Much has changed during the last few years, in large part due to the increasing emphasis on retaining autonomy, the trend towards aging in place, and the passage of civil rights statutes, which have raised public awareness of the legal rights of persons with disabilities.

For example, for frail or disabled older persons, including medical professionals, protection against discrimination in housing can be found in three federal statutes: [1] the Americans with Disabilities Act, [2] the Rehabilitation Act of 1973 and the [3] Fair Housing Amendments Act of 1988. Of the three, only the Fair Housing Amendments Act (FHAA) is targeted exclusively to housing and within the housing area is arguably the most far-reaching.

Rehabilitation Act

The Rehabilitation Act of 1973 (the antidiscrimination provisions of which are commonly referred to as §504) is a general civil rights statute that prohibits discrimination against any “otherwise qualified individual with handicaps” in a wide variety of programs or activities receiving federal financial assistance, including housing.  


The scope of the FHAA, as it applies to housing is broader, and it covers virtually any housing activity or transaction, including both private and subsidized, apartments and single family dwellings, and prohibits discrimination against all individuals with handicaps, even if the discrimination cannot be attributed directly to the disability.


The Americans with Disabilities Act (ADA), which is having a profound effect on all elements of society, can be seen as complementing the other statutes.
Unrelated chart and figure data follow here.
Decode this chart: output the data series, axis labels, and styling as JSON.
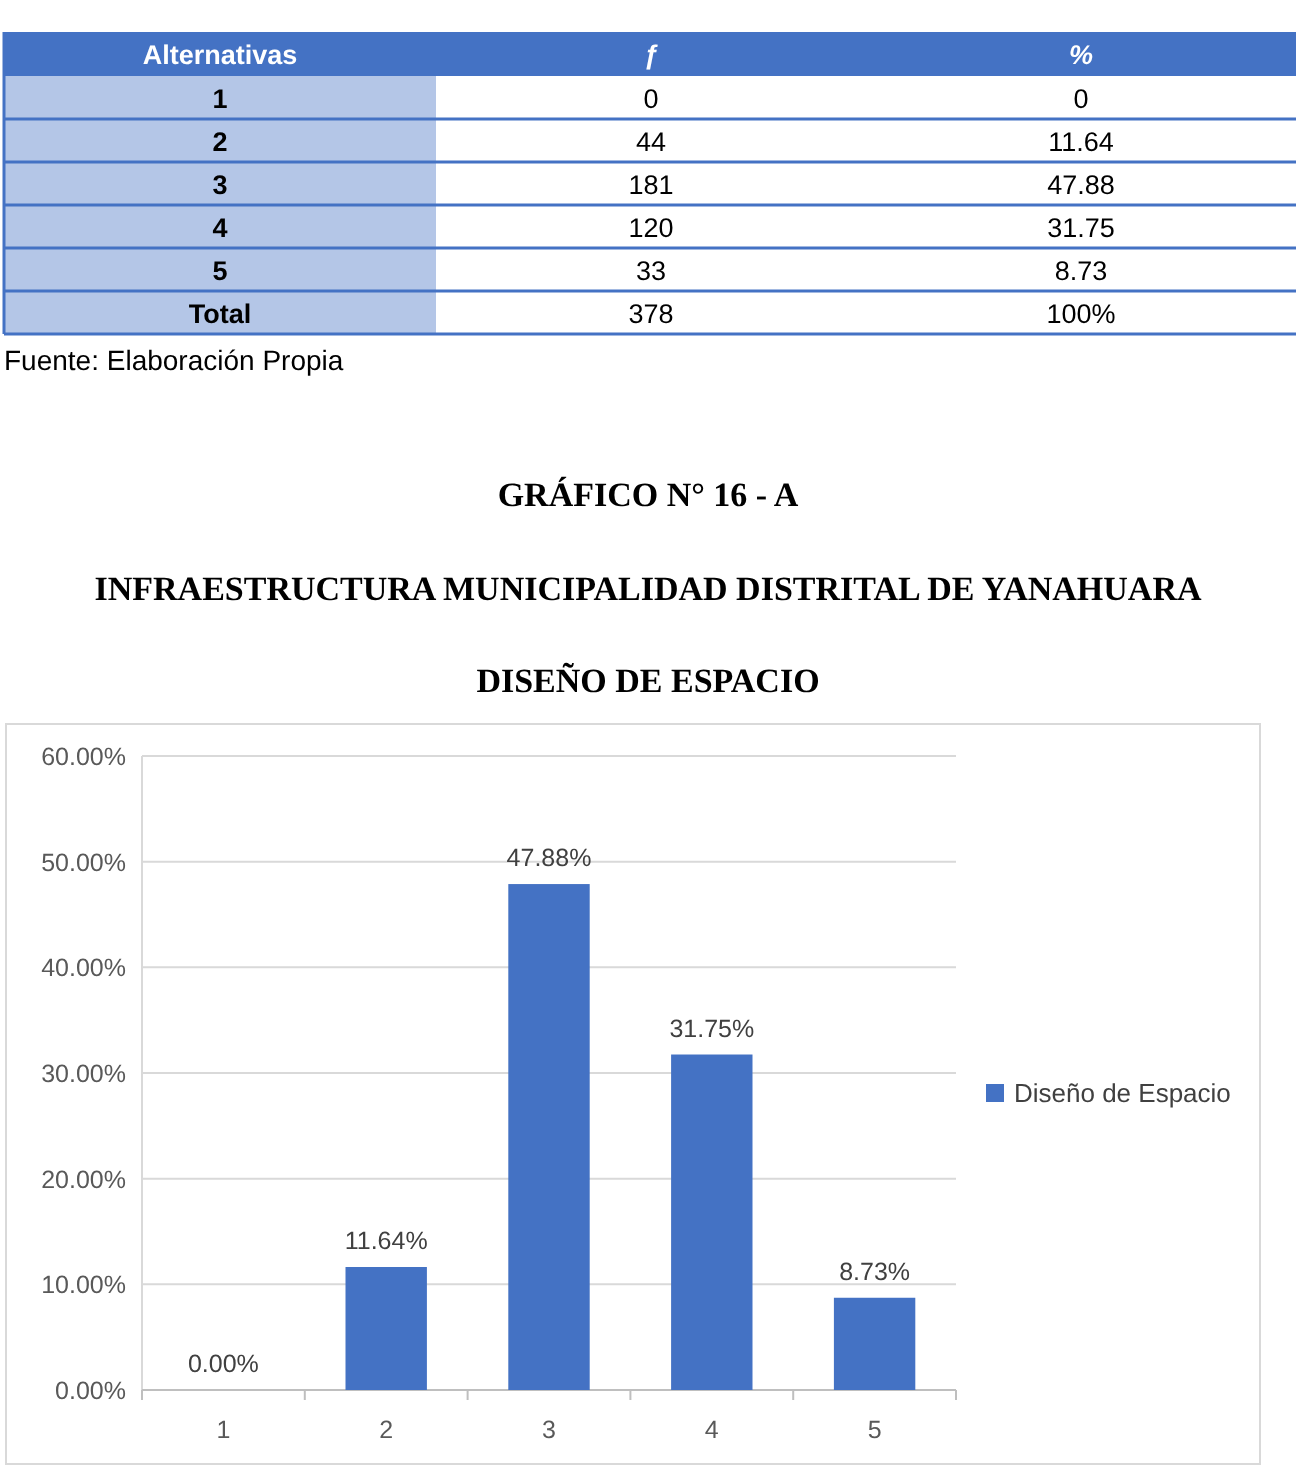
{
  "chart_data": [
    {
      "type": "heatmap",
      "ylabel": "Alternativas",
      "categories": [
        "ƒ",
        "%"
      ],
      "y_categories": [
        "1",
        "2",
        "3",
        "4",
        "5",
        "Total"
      ],
      "cells": [
        [
          0,
          0
        ],
        [
          44,
          11.64
        ],
        [
          181,
          47.88
        ],
        [
          120,
          31.75
        ],
        [
          33,
          8.73
        ],
        [
          378,
          100
        ]
      ],
      "cell_labels": [
        [
          "0",
          "0"
        ],
        [
          "44",
          "11.64"
        ],
        [
          "181",
          "47.88"
        ],
        [
          "120",
          "31.75"
        ],
        [
          "33",
          "8.73"
        ],
        [
          "378",
          "100%"
        ]
      ],
      "annotations": [
        "Fuente: Elaboración Propia"
      ]
    },
    {
      "type": "bar",
      "title": "GRÁFICO N° 16 - A",
      "subtitle": "INFRAESTRUCTURA MUNICIPALIDAD DISTRITAL DE YANAHUARA\nDISEÑO DE ESPACIO",
      "categories": [
        "1",
        "2",
        "3",
        "4",
        "5"
      ],
      "series": [
        {
          "name": "Diseño de Espacio",
          "color": "#4472c4",
          "values": [
            0,
            11.64,
            47.88,
            31.75,
            8.73
          ],
          "value_labels": [
            "0.00%",
            "11.64%",
            "47.88%",
            "31.75%",
            "8.73%"
          ]
        }
      ],
      "ylim": [
        0,
        60
      ],
      "yticks": [
        {
          "value": 0,
          "label": "0.00%"
        },
        {
          "value": 10,
          "label": "10.00%"
        },
        {
          "value": 20,
          "label": "20.00%"
        },
        {
          "value": 30,
          "label": "30.00%"
        },
        {
          "value": 40,
          "label": "40.00%"
        },
        {
          "value": 50,
          "label": "50.00%"
        },
        {
          "value": 60,
          "label": "60.00%"
        }
      ],
      "grid": "y",
      "legend": "right"
    }
  ]
}
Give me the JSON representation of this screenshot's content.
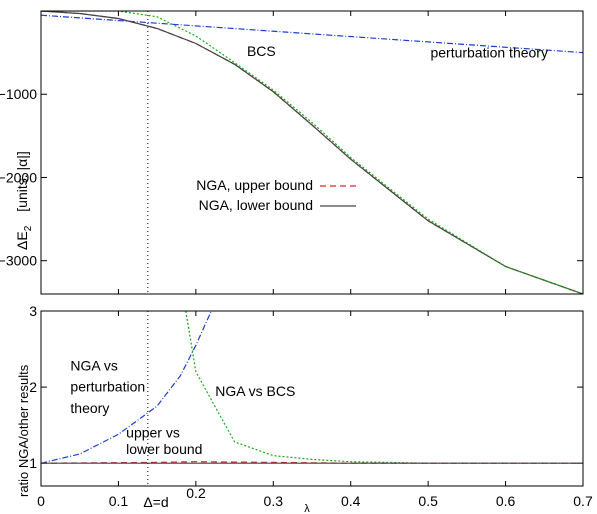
{
  "chart_data": [
    {
      "type": "line",
      "ylabel": "ΔE",
      "ylabel_sub": "2",
      "ylabel_units": "[units: |α|]",
      "xlim": [
        0,
        0.7
      ],
      "ylim": [
        -3400,
        0
      ],
      "yticks": [
        -1000,
        -2000,
        -3000
      ],
      "ytick_labels": [
        "−1000",
        "−2000",
        "−3000"
      ],
      "xticks": [
        0.1,
        0.2,
        0.3,
        0.4,
        0.5,
        0.6
      ],
      "vline_x": 0.138,
      "series": [
        {
          "name": "NGA, upper bound",
          "color": "#e0202a",
          "dash": "6,4",
          "x": [
            0.0,
            0.05,
            0.1,
            0.15,
            0.2,
            0.25,
            0.3,
            0.35,
            0.4,
            0.5,
            0.6,
            0.7
          ],
          "y": [
            0,
            -30,
            -90,
            -210,
            -390,
            -640,
            -970,
            -1370,
            -1780,
            -2520,
            -3070,
            -3400
          ]
        },
        {
          "name": "NGA, lower bound",
          "color": "#444444",
          "dash": "",
          "x": [
            0.0,
            0.05,
            0.1,
            0.15,
            0.2,
            0.25,
            0.3,
            0.35,
            0.4,
            0.5,
            0.6,
            0.7
          ],
          "y": [
            0,
            -30,
            -90,
            -210,
            -390,
            -640,
            -970,
            -1370,
            -1780,
            -2520,
            -3070,
            -3400
          ]
        },
        {
          "name": "",
          "color": "#1aa81a",
          "dash": "2,2",
          "x": [
            0.0,
            0.1,
            0.15,
            0.2,
            0.25,
            0.3,
            0.35,
            0.4,
            0.5,
            0.6,
            0.7
          ],
          "y": [
            0,
            0,
            -70,
            -300,
            -620,
            -950,
            -1340,
            -1760,
            -2500,
            -3070,
            -3400
          ]
        },
        {
          "name": "",
          "color": "#1a3ed6",
          "dash": "6,2,1,2",
          "x": [
            0.0,
            0.7
          ],
          "y": [
            -50,
            -500
          ]
        }
      ],
      "annotations": [
        {
          "text": "BCS",
          "x": 0.266,
          "y": -540
        },
        {
          "text": "perturbation theory",
          "x": 0.503,
          "y": -560
        }
      ]
    },
    {
      "type": "line",
      "ylabel": "ratio NGA/other results",
      "xlabel": "λ",
      "xlim": [
        0,
        0.7
      ],
      "ylim": [
        0.7,
        3
      ],
      "yticks": [
        1,
        2,
        3
      ],
      "ytick_labels": [
        "1",
        "2",
        "3"
      ],
      "xticks": [
        0,
        0.1,
        0.2,
        0.3,
        0.4,
        0.5,
        0.6,
        0.7
      ],
      "xtick_labels": [
        "0",
        "0.1",
        "",
        "0.3",
        "0.4",
        "0.5",
        "0.6",
        "0.7"
      ],
      "vline_x": 0.138,
      "vline_label": "Δ=d",
      "special_tick_label": "0.2",
      "series": [
        {
          "name": "",
          "color": "#1a3ed6",
          "dash": "6,2,1,2",
          "x": [
            0.0,
            0.05,
            0.1,
            0.15,
            0.18,
            0.2,
            0.22
          ],
          "y": [
            1.0,
            1.12,
            1.38,
            1.75,
            2.15,
            2.55,
            3.0
          ]
        },
        {
          "name": "",
          "color": "#1aa81a",
          "dash": "2,2",
          "x": [
            0.187,
            0.2,
            0.25,
            0.3,
            0.35,
            0.4,
            0.5,
            0.6,
            0.7
          ],
          "y": [
            3.0,
            2.2,
            1.28,
            1.1,
            1.05,
            1.02,
            1.0,
            1.0,
            1.0
          ]
        },
        {
          "name": "",
          "color": "#e0202a",
          "dash": "6,4",
          "x": [
            0.0,
            0.15,
            0.2,
            0.3,
            0.4,
            0.5,
            0.7
          ],
          "y": [
            1.0,
            1.01,
            1.02,
            1.01,
            1.0,
            1.0,
            1.0
          ]
        },
        {
          "name": "",
          "color": "#444444",
          "dash": "",
          "x": [
            0.0,
            0.7
          ],
          "y": [
            1.0,
            1.0
          ]
        }
      ],
      "annotations": [
        {
          "text": "NGA vs",
          "x": 0.038,
          "y": 2.22
        },
        {
          "text": "perturbation",
          "x": 0.038,
          "y": 1.94
        },
        {
          "text": "theory",
          "x": 0.038,
          "y": 1.66
        },
        {
          "text": "NGA vs BCS",
          "x": 0.225,
          "y": 1.88
        },
        {
          "text": "upper vs",
          "x": 0.11,
          "y": 1.34
        },
        {
          "text": "lower bound",
          "x": 0.11,
          "y": 1.12
        }
      ]
    }
  ]
}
The ADA extends to all state and local programs the protections of §504, and also prohibits discrimination against people with disabilities in public accommodations.

Disability Defined

All three statutes use virtually the same definition of “handicap” or “disability.” Protection is extended to persons with a “physical or mental impairment which substantially limits one or more major life activities,” such as performing manual tasks, personal care, walking, seeing, hearing, speaking, etc. The definition includes persons “having a record of such an impairment”, whether or not the impairment still exists; and a person “regarded” as having such an impairment,” whether or not the perception is accurate. While age alone does not equate with disability, the symptoms and conditions of the aging process are likely to cause impairments that meet these definitions.

Addition Exempted

“Handicap” or “disability” does not include current illegal use of or addiction to a “controlled substance.” Moreover, none of the statutes require a housing provider to make housing available to an individual “whose presence would constitute a direct threat to the health or safety of other individuals or whose tenancy would result in substantial physical damage to the property of others.”

Legal Purposes

The intent of these laws is to provide persons with disabilities access to and enjoyment of housing and services to the same degree as if they were not disabled. They apply from point of application throughout the tenancy. Housing providers may not maintain separate admissions standards for people who are frail or disabled, nor may they inquire about an applicant’s health or ability to live independently, unless those questions are to establish eligibility for particular programs or services.

For example, the decision to lease to a particular individual must be based on program eligibility (if appropriate) and the ability of the applicant to comply with the terms of the lease, whether independently, with the assistance of a third party, or as a result of a reasonable accommodation by the provider. A prospective property owner may not require an older person to have a “sponsor,” or “guarantor,” a practice common to many senior housing programs.


In recent years, courts have found the following policies to be discriminatory: requiring residents who must use walkers or wheelchairs to transfer to regular chairs when eating in the common dining room; failing to provide accessible parking spaces for disabled tenants; and refusing to modify a “no pet” rule for tenants with disabilities who need guide dogs or service animals.